Omelie
Omelia del 9 giugno 2013 - Domenica X Per Anno (C)
Mi sono chiesto: “Cosa posso cogliere da queste tre letture, molto problematiche e toccanti, per condividerle con voi, fratelli miei, famiglia mia, Chiesa di Cristo in Belluno". Tento di dirvi qualcosa, ma invito voi a continuare da soli o in famiglia, ad interrogare la Parola di Dio e coglierne le molteplici sollecitazioni, tutte preziose ed utili.
Interrogo la prima lettura, strettamente collegata con il brano del vangelo.
Narra di un singolare episodio, vissuto a Sarepta, periferia della città di Sidone. Tre sono i protagonisti: una vedova, suo figlio ed Elia, l’uomo di Dio. Nella donna, già provata duramente per la morte del marito ed ora certa della morte dell’unico figlio, scatta un violento astio nei confronti dell’uomo di Dio e di Dio. Dalle sue parole sembra che, nel passato, la vedova si fosse macchiata di qualche colpa. Pensava, quindi, che Dio gliela facesse pagare con la morte del figlio. Dalla bocca di quella donna ferita e mamma disperata, uscirono queste durissime, ma comprensibili parole contro Elia e contro il Dio di Elia: “Che cosa c’è fra me e te, o uomo di Dio” disse. “Sei venuto da me per rinnovare il ricordo della mia colpa e per far morire mio figlio?”.
Quanti interrogativi. Ecco la mia riflessione.
Noi sacerdoti siamo simili al profeta Elia. Ci è stata affidata una famiglia di famiglie, entro le cui invisibili mura domestiche abitano i piccoli e i grandi, i giovani e gli anziani, i sani ed i malati, i credenti, i dubbiosi, gli increduli, gli atei, i buoni ed i cattivi, gli operosi ed i pigri, le nascite e le morti. L’evento più difficile da affrontare per un parroco è accogliere, condividere e celebrare cristianamente, ma ancor prima umanamente, la morte di un parrocchiano. Se si tratta, poi, di una morte che squarcia e spezza il cuore dei familiari e dell’intera comunità, il pastore diventa padre, madre, fratello, amico, avvocato davanti a Dio sia del defunto che della famiglia terribilmente colpita Noi stessi, preti, a volte veniamo inondati da 1000 perché. Chi è sopraffatto dal dolore, spesso ha bisogno di poggiare la testa su una spalla amica e potersi sfogare.
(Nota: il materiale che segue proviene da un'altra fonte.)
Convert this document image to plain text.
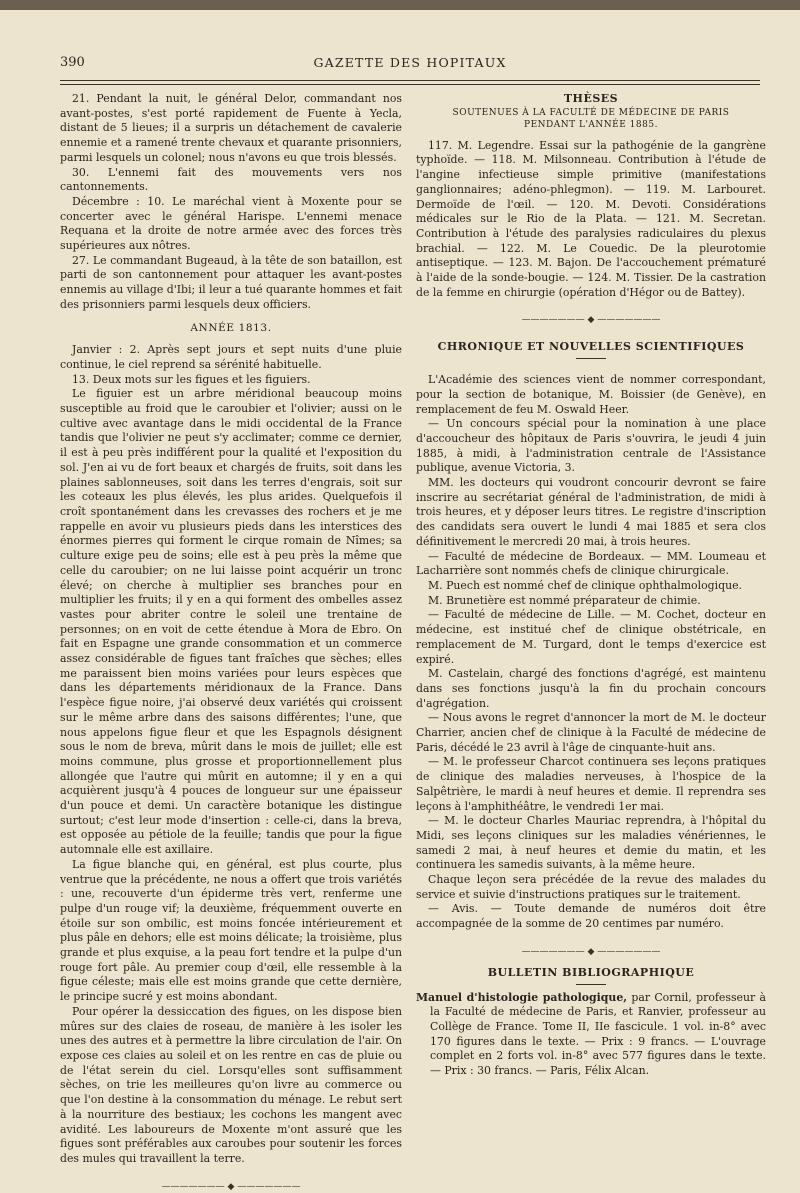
390	GAZETTE DES HOPITAUX

21. Pendant la nuit, le général Delor, commandant nos avant-postes, s'est porté rapidement de Fuente à Yecla, distant de 5 lieues; il a surpris un détachement de cavalerie ennemie et a ramené trente chevaux et quarante prisonniers, parmi lesquels un colonel; nous n'avons eu que trois blessés.

30. L'ennemi fait des mouvements vers nos cantonnements.

Décembre : 10. Le maréchal vient à Moxente pour se concerter avec le général Harispe. L'ennemi menace Requana et la droite de notre armée avec des forces très supérieures aux nôtres.

27. Le commandant Bugeaud, à la tête de son bataillon, est parti de son cantonnement pour attaquer les avant-postes ennemis au village d'Ibi; il leur a tué quarante hommes et fait des prisonniers parmi lesquels deux officiers.

ANNÉE 1813.

Janvier : 2. Après sept jours et sept nuits d'une pluie continue, le ciel reprend sa sérénité habituelle.

13. Deux mots sur les figues et les figuiers.

Le figuier est un arbre méridional beaucoup moins susceptible au froid que le caroubier et l'olivier; aussi on le cultive avec avantage dans le midi occidental de la France tandis que l'olivier ne peut s'y acclimater; comme ce dernier, il est à peu près indifférent pour la qualité et l'exposition du sol. J'en ai vu de fort beaux et chargés de fruits, soit dans les plaines sablonneuses, soit dans les terres d'engrais, soit sur les coteaux les plus élevés, les plus arides. Quelquefois il croît spontanément dans les crevasses des rochers et je me rappelle en avoir vu plusieurs pieds dans les interstices des énormes pierres qui forment le cirque romain de Nîmes; sa culture exige peu de soins; elle est à peu près la même que celle du caroubier; on ne lui laisse point acquérir un tronc élevé; on cherche à multiplier ses branches pour en multiplier les fruits; il y en a qui forment des ombelles assez vastes pour abriter contre le soleil une trentaine de personnes; on en voit de cette étendue à Mora de Ebro. On fait en Espagne une grande consommation et un commerce assez considérable de figues tant fraîches que sèches; elles me paraissent bien moins variées pour leurs espèces que dans les départements méridionaux de la France. Dans l'espèce figue noire, j'ai observé deux variétés qui croissent sur le même arbre dans des saisons différentes; l'une, que nous appelons figue fleur et que les Espagnols désignent sous le nom de breva, mûrit dans le mois de juillet; elle est moins commune, plus grosse et proportionnellement plus allongée que l'autre qui mûrit en automne; il y en a qui acquièrent jusqu'à 4 pouces de longueur sur une épaisseur d'un pouce et demi. Un caractère botanique les distingue surtout; c'est leur mode d'insertion : celle-ci, dans la breva, est opposée au pétiole de la feuille; tandis que pour la figue automnale elle est axillaire.

La figue blanche qui, en général, est plus courte, plus ventrue que la précédente, ne nous a offert que trois variétés : une, recouverte d'un épiderme très vert, renferme une pulpe d'un rouge vif; la deuxième, fréquemment ouverte en étoile sur son ombilic, est moins foncée intérieurement et plus pâle en dehors; elle est moins délicate; la troisième, plus grande et plus exquise, a la peau fort tendre et la pulpe d'un rouge fort pâle. Au premier coup d'œil, elle ressemble à la figue céleste; mais elle est moins grande que cette dernière, le principe sucré y est moins abondant.

Pour opérer la dessiccation des figues, on les dispose bien mûres sur des claies de roseau, de manière à les isoler les unes des autres et à permettre la libre circulation de l'air. On expose ces claies au soleil et on les rentre en cas de pluie ou de l'état serein du ciel. Lorsqu'elles sont suffisamment sèches, on trie les meilleures qu'on livre au commerce ou que l'on destine à la consommation du ménage. Le rebut sert à la nourriture des bestiaux; les cochons les mangent avec avidité. Les laboureurs de Moxente m'ont assuré que les figues sont préférables aux caroubes pour soutenir les forces des mules qui travaillent la terre.

——————— ◆ ———————

THÈSES

SOUTENUES À LA FACULTÉ DE MÉDECINE DE PARIS

PENDANT L'ANNÉE 1885.

117. M. Legendre. Essai sur la pathogénie de la gangrène typhoïde. — 118. M. Milsonneau. Contribution à l'étude de l'angine infectieuse simple primitive (manifestations ganglionnaires; adéno-phlegmon). — 119. M. Larbouret. Dermoïde de l'œil. — 120. M. Devoti. Considérations médicales sur le Rio de la Plata. — 121. M. Secretan. Contribution à l'étude des paralysies radiculaires du plexus brachial. — 122. M. Le Couedic. De la pleurotomie antiseptique. — 123. M. Bajon. De l'accouchement prématuré à l'aide de la sonde-bougie. — 124. M. Tissier. De la castration de la femme en chirurgie (opération d'Hégor ou de Battey).

——————— ◆ ———————

CHRONIQUE ET NOUVELLES SCIENTIFIQUES

L'Académie des sciences vient de nommer correspondant, pour la section de botanique, M. Boissier (de Genève), en remplacement de feu M. Oswald Heer.

— Un concours spécial pour la nomination à une place d'accoucheur des hôpitaux de Paris s'ouvrira, le jeudi 4 juin 1885, à midi, à l'administration centrale de l'Assistance publique, avenue Victoria, 3.

MM. les docteurs qui voudront concourir devront se faire inscrire au secrétariat général de l'administration, de midi à trois heures, et y déposer leurs titres. Le registre d'inscription des candidats sera ouvert le lundi 4 mai 1885 et sera clos définitivement le mercredi 20 mai, à trois heures.

— Faculté de médecine de Bordeaux. — MM. Loumeau et Lacharrière sont nommés chefs de clinique chirurgicale.

M. Puech est nommé chef de clinique ophthalmologique.

M. Brunetière est nommé préparateur de chimie.

— Faculté de médecine de Lille. — M. Cochet, docteur en médecine, est institué chef de clinique obstétricale, en remplacement de M. Turgard, dont le temps d'exercice est expiré.

M. Castelain, chargé des fonctions d'agrégé, est maintenu dans ses fonctions jusqu'à la fin du prochain concours d'agrégation.

— Nous avons le regret d'annoncer la mort de M. le docteur Charrier, ancien chef de clinique à la Faculté de médecine de Paris, décédé le 23 avril à l'âge de cinquante-huit ans.

— M. le professeur Charcot continuera ses leçons pratiques de clinique des maladies nerveuses, à l'hospice de la Salpêtrière, le mardi à neuf heures et demie. Il reprendra ses leçons à l'amphithéâtre, le vendredi 1er mai.

— M. le docteur Charles Mauriac reprendra, à l'hôpital du Midi, ses leçons cliniques sur les maladies vénériennes, le samedi 2 mai, à neuf heures et demie du matin, et les continuera les samedis suivants, à la même heure.

Chaque leçon sera précédée de la revue des malades du service et suivie d'instructions pratiques sur le traitement.

— Avis. — Toute demande de numéros doit être accompagnée de la somme de 20 centimes par numéro.

——————— ◆ ———————

BULLETIN BIBLIOGRAPHIQUE

Manuel d'histologie pathologique, par Cornil, professeur à la Faculté de médecine de Paris, et Ranvier, professeur au Collège de France. Tome II, IIe fascicule. 1 vol. in-8° avec 170 figures dans le texte. — Prix : 9 francs. — L'ouvrage complet en 2 forts vol. in-8° avec 577 figures dans le texte. — Prix : 30 francs. — Paris, Félix Alcan.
Il pastore deve capire questo e deve lasciarsi investire da questa onda di amarezza che sa di amore, di dolore, di rabbia, di ribellione…Qualcuno sente il bisogno di rimproverare Dio, aggredendo chi lo rappresenta.
Quel ‘sei venuto per far morire mio figlio?’, è sempre di attualità. Forse è questa la ferita più grande che riceve un sacerdote nel suo ministero. A soffrire di più per la morte di un caro parrocchiano, certamente dopo i familiari, è proprio il parroco.
Ma è allora che Dio si serve del suo piccolo e fragile pastore per liberare qualcuno dalla disperazione. Dopo di aver ricevuto delle ferite da un ferito, l’uomo di Dio, soffrendo con chi soffre, chiede alla famiglia: “Datemi colui che è morto". Per bocca di un qualsiasi sacerdote, è Gesù che, con autorità ci dice: “Non piangete”. E al morto comanda: “Alzati!”. Vieni!. La tua vita non è tolta, è trasformata”.
Il nostro legittimo dolore non sia, però, causa di dolore dei nostri cari che anelano al paradiso.